La famille de Zine el Abidine Ben Ali et de son épouse Leila Trabelsi avait mis la Tunisie en coupe réglée, faisant main basse sur des pans entiers de l’économie durant les plus de 20 ans passés par M. Ben Ali à la tête du pays (1987-2011).
Homme d’affaires incontournable sous le régime Ben Ali, et poursuivi par la justice tunisienne dans plusieurs affaires de corruption, M. Trabelsi fait l’objet de « 17 mandats de recherche en Tunisie et de 43 mandats d’amener internationaux », avait précisé à l’AFP dimanche le ministère tunisien de la Justice. Tunis a demandé son extradition dès vendredi aux autorités françaises, après avoir été informé de l’arrestation par le bureau d’Interpol dans la capitale tunisienne.
Qualifié de « quasi-mafieux » par une dépêche diplomatique américaine de 2008, Belhassen Trabelsi avait trouvé refuge au Canada quelques heures à peine avant la chute de Ben Ali, le 14 janvier 2011, après avoir fui avec sa famille à bord de son yacht. Le bateau avait ensuite été saisi par les autorités canadiennes.

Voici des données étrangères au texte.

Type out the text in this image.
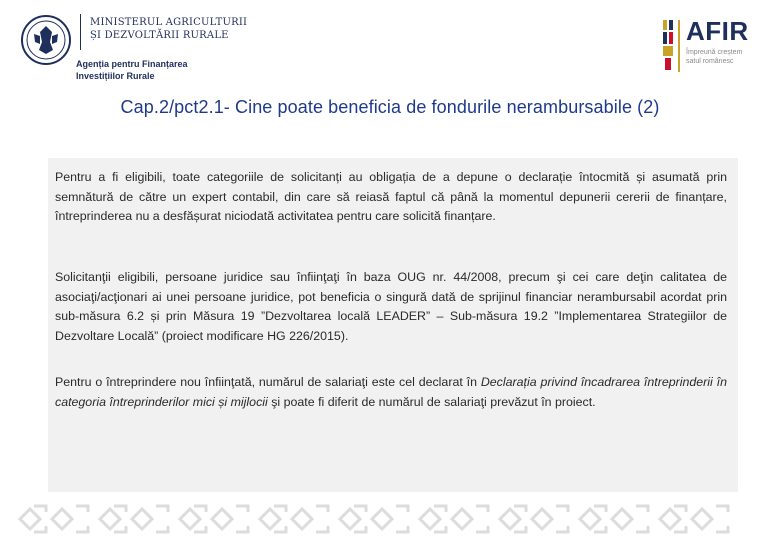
MINISTERUL AGRICULTURII
ȘI DEZVOLTĂRII RURALE
Agenția pentru Finanțarea
Investițiilor Rurale
AFIR
Împreună creștem
satul românesc
Cap.2/pct2.1- Cine poate beneficia de fondurile nerambursabile (2)

Pentru a fi eligibili, toate categoriile de solicitanți au obligația de a depune o declarație întocmită și asumată prin semnătură de către un expert contabil, din care să reiasă faptul că până la momentul depunerii cererii de finanțare, întreprinderea nu a desfășurat niciodată activitatea pentru care solicită finanțare.

Solicitanţii eligibili, persoane juridice sau înfiinţaţi în baza OUG nr. 44/2008, precum şi cei care deţin calitatea de asociaţi/acţionari ai unei persoane juridice, pot beneficia o singură dată de sprijinul financiar nerambursabil acordat prin sub-măsura 6.2 și prin Măsura 19 ”Dezvoltarea locală LEADER” – Sub-măsura 19.2 ”Implementarea Strategiilor de Dezvoltare Locală” (proiect modificare HG 226/2015).

Pentru o întreprindere nou înfiinţată, numărul de salariaţi este cel declarat în Declarația privind încadrarea întreprinderii în categoria întreprinderilor mici și mijlocii şi poate fi diferit de numărul de salariaţi prevăzut în proiect.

– « Crimes graves de droit commun » –
En mai 2012, après avoir perdu son statut de résident permanent au Canada, il avait demandé l’asile politique, disant craindre pour sa vie en Tunisie, ce qui avait repoussé toute possibilité d’extradition. Mais il avait été débouté à deux reprises de cette demande, en janvier 2015 et le 14 avril 2016, et il se trouvait sur le point d’être expulsé lorsque Ottawa avait définitivement perdu sa trace, début juin 2016.
« Il a disparu dans la nature, j’espère que les Canadiens vont le retrouver le plus tôt possible pour être livré à la justice tunisienne », avait alors commenté auprès de l’AFP le N.2 de l’ambassade de Tunisie à Ottawa, Borhene El Kamel, après le départ du richissime homme d’affaires, aujourd’hui âgé de 56 ans, de son appartement cossu de Montréal.
Dès la chute du régime Ben Ali, la Tunisie avait demandé l’extradition de M. Trabelsi à Ottawa, le considérant comme l’un des principaux responsables d’importants détournements de fonds publics.
Lors de séances devant la Commission de l’immigration canadienne, entre mai 2013 et septembre 2014, où il se présentait lui-même comme « un citoyen tunisien lambda », la justice canadienne avait exposé les allégations de « crimes graves de droit commun » dont il faisait l’objet: manipulation boursière, détournement de fonds, extorsion et corruption.
« Il est réputé pour avoir été impliqué dans une corruption de grande ampleur, du remaniement de la Banque de Tunisie à l’expropriation de biens et l’extorsion de pots-de-vin », selon un câble diplomatique de juin 2008 de l’ambassade des Etats-Unis à Tunis, que Wikileaks avait publié trois ans plus tard.
Des documents judiciaires accusaient également M. Trabelsi de « trafic de pièces archéologiques » et d’avoir notamment quitté la Tunisie avec des statuettes antiques.